Friday, October 27, 2017

How is Romanticism defined in "The Mouse’s Petition" by Anna Laetitia Barbauld?

Barbauld's "The Mouse's Petition" reflects Romantic concerns in a number of ways; her poem also exhibits some key traits of Romanticism from the very beginning, given that it opens with a quotation from Virgil, in line with the tendency of Romantic literature to allude to the Classics as a basis for their philosophy. Barbauld wrote this poem and addresses it to her friend Dr. Joseph Priestley. On a surface level, then, it reflects Romantic concerns about the advancement of science leading to the exclusion of humanity and kindness in that it is, on the face of it, a petition against the use of animals in scientific experiments. The speaker in the poem, the mouse who has been caught in a trap, defines itself as "a pensive captive," and prevails upon the doctor not to use its "guiltless blood" as a "tyrant" might. The mouse here can be read as representative of nature and the world's animals and natural world in general, appealing to the doctor's "philosophic mind" as it begs for its life to be viewed as equal to others. In writing the poem in the voice of the mouse, giving it an erudite means of expression, Barbauld serves to emphasize this idea of smaller creatures as being equally capable of internal thought and deserving of compassion.

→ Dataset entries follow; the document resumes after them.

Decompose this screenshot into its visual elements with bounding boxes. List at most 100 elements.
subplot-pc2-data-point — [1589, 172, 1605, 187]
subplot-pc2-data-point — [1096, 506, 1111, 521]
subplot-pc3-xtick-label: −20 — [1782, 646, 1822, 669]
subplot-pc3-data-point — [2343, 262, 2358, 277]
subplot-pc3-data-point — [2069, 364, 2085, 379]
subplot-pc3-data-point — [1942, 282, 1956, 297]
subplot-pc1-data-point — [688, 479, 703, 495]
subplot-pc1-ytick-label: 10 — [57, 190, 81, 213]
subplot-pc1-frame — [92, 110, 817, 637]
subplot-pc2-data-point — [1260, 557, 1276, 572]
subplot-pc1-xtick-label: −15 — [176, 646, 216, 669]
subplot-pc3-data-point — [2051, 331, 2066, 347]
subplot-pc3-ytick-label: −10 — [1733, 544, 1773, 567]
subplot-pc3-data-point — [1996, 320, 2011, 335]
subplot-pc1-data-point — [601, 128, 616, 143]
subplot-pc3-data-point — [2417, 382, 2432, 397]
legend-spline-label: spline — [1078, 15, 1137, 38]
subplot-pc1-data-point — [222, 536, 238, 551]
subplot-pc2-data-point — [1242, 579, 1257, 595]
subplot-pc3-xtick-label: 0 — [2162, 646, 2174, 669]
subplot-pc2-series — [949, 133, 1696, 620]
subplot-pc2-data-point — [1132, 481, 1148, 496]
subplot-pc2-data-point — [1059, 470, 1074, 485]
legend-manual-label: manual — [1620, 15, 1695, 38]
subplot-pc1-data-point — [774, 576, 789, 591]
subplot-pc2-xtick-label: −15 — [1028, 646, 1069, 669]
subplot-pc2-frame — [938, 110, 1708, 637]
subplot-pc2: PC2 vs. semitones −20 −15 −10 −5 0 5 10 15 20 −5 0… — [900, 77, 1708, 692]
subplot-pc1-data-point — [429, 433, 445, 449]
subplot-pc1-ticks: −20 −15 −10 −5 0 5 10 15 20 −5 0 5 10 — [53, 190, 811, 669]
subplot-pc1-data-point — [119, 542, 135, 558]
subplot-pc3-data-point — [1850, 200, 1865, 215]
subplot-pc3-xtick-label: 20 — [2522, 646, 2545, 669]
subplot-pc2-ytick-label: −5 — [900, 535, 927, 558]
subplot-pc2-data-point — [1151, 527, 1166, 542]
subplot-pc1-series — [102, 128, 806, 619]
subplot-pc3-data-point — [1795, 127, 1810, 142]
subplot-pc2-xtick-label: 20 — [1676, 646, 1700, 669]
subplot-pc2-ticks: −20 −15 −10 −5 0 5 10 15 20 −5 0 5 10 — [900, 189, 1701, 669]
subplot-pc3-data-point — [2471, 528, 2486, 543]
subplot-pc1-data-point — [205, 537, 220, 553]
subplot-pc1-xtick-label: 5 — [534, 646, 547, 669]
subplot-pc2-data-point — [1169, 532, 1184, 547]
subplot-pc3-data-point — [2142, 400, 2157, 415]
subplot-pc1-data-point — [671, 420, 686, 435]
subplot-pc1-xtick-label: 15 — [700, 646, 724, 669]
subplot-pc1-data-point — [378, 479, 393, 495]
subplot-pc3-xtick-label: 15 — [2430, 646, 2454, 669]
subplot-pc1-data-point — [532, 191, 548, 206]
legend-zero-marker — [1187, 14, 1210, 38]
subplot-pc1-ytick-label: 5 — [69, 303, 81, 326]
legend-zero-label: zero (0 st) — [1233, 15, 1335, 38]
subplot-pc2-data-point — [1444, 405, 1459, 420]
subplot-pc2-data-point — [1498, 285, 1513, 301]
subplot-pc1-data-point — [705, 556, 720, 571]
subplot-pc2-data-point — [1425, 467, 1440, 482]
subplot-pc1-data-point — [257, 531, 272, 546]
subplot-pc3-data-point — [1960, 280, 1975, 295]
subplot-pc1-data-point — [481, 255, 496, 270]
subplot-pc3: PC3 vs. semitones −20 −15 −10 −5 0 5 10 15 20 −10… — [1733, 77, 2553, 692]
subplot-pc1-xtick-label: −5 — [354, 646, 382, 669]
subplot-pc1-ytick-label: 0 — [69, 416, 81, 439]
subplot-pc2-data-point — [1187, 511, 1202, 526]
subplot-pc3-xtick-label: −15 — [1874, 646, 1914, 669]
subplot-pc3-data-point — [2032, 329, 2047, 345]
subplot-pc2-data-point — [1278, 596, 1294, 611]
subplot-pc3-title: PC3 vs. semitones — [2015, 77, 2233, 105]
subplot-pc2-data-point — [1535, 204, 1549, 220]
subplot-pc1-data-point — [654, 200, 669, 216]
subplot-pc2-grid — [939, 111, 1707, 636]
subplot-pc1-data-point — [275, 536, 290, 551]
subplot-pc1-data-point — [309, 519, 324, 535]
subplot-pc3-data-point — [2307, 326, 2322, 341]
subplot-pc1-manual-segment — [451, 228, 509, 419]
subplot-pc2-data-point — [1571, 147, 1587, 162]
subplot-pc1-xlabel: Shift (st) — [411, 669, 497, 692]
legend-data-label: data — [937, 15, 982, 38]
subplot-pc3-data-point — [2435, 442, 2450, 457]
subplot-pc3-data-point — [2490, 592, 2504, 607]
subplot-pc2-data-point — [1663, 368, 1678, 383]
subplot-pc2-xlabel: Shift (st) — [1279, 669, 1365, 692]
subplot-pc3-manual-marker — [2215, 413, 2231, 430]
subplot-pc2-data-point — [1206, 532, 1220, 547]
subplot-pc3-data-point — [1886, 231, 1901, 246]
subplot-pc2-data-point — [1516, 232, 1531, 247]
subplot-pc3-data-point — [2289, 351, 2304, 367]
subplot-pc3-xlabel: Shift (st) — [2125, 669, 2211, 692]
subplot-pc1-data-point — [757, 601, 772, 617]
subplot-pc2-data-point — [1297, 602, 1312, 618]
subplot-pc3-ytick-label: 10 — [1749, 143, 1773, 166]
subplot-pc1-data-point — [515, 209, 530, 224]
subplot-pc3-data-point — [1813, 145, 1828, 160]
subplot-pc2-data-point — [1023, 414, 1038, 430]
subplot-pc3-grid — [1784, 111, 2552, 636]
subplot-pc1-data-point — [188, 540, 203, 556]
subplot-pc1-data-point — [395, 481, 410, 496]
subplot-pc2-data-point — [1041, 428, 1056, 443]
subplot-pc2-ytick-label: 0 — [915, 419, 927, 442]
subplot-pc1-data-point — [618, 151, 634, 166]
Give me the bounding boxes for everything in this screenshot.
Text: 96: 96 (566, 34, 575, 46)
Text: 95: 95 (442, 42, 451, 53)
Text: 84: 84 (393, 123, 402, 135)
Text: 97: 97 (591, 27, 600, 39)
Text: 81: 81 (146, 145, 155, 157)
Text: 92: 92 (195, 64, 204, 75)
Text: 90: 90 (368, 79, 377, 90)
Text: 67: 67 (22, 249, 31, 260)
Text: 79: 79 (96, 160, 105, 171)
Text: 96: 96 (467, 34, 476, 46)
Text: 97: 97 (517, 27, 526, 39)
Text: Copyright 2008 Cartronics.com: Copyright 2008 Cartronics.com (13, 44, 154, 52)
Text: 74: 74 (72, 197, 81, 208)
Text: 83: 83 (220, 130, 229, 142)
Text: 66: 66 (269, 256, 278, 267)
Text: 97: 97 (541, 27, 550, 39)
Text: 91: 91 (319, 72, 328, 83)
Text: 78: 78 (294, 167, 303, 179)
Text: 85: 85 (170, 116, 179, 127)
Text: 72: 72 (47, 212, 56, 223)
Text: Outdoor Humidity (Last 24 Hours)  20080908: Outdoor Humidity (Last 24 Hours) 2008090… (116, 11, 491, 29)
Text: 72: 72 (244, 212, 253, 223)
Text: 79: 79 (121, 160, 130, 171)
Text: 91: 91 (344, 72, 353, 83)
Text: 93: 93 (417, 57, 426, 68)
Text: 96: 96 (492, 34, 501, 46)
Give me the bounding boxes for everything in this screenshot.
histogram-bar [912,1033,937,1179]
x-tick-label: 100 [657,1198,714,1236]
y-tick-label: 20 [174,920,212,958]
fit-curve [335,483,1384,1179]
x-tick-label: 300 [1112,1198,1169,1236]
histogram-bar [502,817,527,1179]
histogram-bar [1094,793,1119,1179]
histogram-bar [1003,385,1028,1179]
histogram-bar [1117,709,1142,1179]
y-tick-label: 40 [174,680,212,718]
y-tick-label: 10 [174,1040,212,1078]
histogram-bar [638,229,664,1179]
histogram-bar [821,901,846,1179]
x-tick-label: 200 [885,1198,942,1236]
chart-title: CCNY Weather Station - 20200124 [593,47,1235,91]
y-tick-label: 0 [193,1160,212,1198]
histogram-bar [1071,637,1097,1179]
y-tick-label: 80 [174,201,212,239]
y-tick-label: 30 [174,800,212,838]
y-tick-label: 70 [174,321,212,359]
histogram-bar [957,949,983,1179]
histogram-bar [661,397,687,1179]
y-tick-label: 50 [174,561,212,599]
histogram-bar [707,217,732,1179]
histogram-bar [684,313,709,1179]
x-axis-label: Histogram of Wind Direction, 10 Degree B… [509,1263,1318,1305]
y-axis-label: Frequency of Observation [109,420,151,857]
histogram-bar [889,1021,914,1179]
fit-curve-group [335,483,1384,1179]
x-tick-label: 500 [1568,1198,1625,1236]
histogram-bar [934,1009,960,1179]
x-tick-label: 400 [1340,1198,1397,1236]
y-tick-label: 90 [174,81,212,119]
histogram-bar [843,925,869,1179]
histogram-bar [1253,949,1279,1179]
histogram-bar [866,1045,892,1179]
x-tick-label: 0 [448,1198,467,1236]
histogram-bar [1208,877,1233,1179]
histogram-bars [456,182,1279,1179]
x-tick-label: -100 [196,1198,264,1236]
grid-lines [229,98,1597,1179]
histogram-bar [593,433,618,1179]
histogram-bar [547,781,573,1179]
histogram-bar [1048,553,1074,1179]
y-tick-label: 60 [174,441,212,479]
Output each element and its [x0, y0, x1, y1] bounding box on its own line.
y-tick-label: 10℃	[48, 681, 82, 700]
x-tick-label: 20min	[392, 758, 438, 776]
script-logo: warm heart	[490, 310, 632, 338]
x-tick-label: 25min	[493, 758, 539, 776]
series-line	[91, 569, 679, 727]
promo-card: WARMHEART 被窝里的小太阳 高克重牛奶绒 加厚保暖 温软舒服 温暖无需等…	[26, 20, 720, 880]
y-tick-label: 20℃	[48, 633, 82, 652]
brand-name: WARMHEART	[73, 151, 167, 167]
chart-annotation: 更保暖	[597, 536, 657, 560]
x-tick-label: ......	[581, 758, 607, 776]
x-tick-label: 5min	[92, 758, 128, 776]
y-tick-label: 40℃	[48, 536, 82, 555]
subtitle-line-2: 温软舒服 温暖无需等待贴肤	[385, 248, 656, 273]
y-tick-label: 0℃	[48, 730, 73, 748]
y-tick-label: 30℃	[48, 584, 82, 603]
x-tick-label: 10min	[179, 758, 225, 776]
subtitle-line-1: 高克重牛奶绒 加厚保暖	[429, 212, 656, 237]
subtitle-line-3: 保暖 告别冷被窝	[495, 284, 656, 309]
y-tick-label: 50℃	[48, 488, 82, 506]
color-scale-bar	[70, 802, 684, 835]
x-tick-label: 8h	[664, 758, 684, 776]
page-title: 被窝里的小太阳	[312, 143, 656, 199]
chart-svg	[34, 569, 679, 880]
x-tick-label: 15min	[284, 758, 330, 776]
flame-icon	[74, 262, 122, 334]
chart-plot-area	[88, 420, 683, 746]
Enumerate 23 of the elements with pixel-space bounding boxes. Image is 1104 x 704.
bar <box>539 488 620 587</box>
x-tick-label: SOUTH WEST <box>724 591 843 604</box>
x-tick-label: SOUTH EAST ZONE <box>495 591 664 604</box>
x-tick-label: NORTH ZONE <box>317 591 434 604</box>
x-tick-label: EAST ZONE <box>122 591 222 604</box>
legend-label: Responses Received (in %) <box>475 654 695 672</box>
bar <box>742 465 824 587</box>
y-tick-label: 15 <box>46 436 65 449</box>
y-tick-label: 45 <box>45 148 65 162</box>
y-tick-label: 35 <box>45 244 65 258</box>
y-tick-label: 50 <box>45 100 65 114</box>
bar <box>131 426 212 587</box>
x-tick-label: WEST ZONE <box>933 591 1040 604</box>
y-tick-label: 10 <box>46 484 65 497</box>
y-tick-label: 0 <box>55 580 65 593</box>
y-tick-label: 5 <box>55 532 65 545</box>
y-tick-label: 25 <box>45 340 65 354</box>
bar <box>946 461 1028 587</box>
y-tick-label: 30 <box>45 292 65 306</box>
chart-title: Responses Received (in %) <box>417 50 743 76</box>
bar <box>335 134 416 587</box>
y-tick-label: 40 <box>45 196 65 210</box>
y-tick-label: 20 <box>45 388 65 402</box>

The final stanza of the poem, however, makes clear that the mouse does not simply represent mice and the other casualties of the natural world in the face of scientific advancement. Earlier, it warns the doctor against crushing "a brother's soul" in the form of what he believes to be "a worm." In the final stanza, the poem discusses "an unseen destruction... which men like mice may share," and appeals to "some kind angel" to "break the hidden snare." Evidently, then, the predicament of the mouse in this poem reflects Romantic concerns not only about animals, but also the wider Romantic preoccupation with justice for the poor and disenfranchised and support for revolutionary thinking that would bring down the "tyrant" in government.
"Nature's commoners," the poem states, should be entitled to "enjoy / The common gifts of heaven" without being crushed under "a strong oppressive force." The trapped mouse's cries for "liberty" reflect the Romantic focus upon freedom and justice, particularly for those who have suffered under the industrialization of society and become a tyrannized class. In this case, the mouse seems to embody the poor, upon whom the "tyrant's chain" of oppression often came down; the poet asks the doctor to recall the teachings of the "philosophic" ancients and alludes to "a never dying flame" that moves through every type of matter unchanged in its suggestion that a tyrannized man might turn out to be a brother.
In later years, Anna Barbauld has been studied in feminist terms, as well. Given that Barbauld had a strong interest in scientific endeavors and had long wanted to take part in a world from which she was largely excluded, it could also be argued that the mouse in this poem equally represents the oppressed class of women in society during the Enlightenment.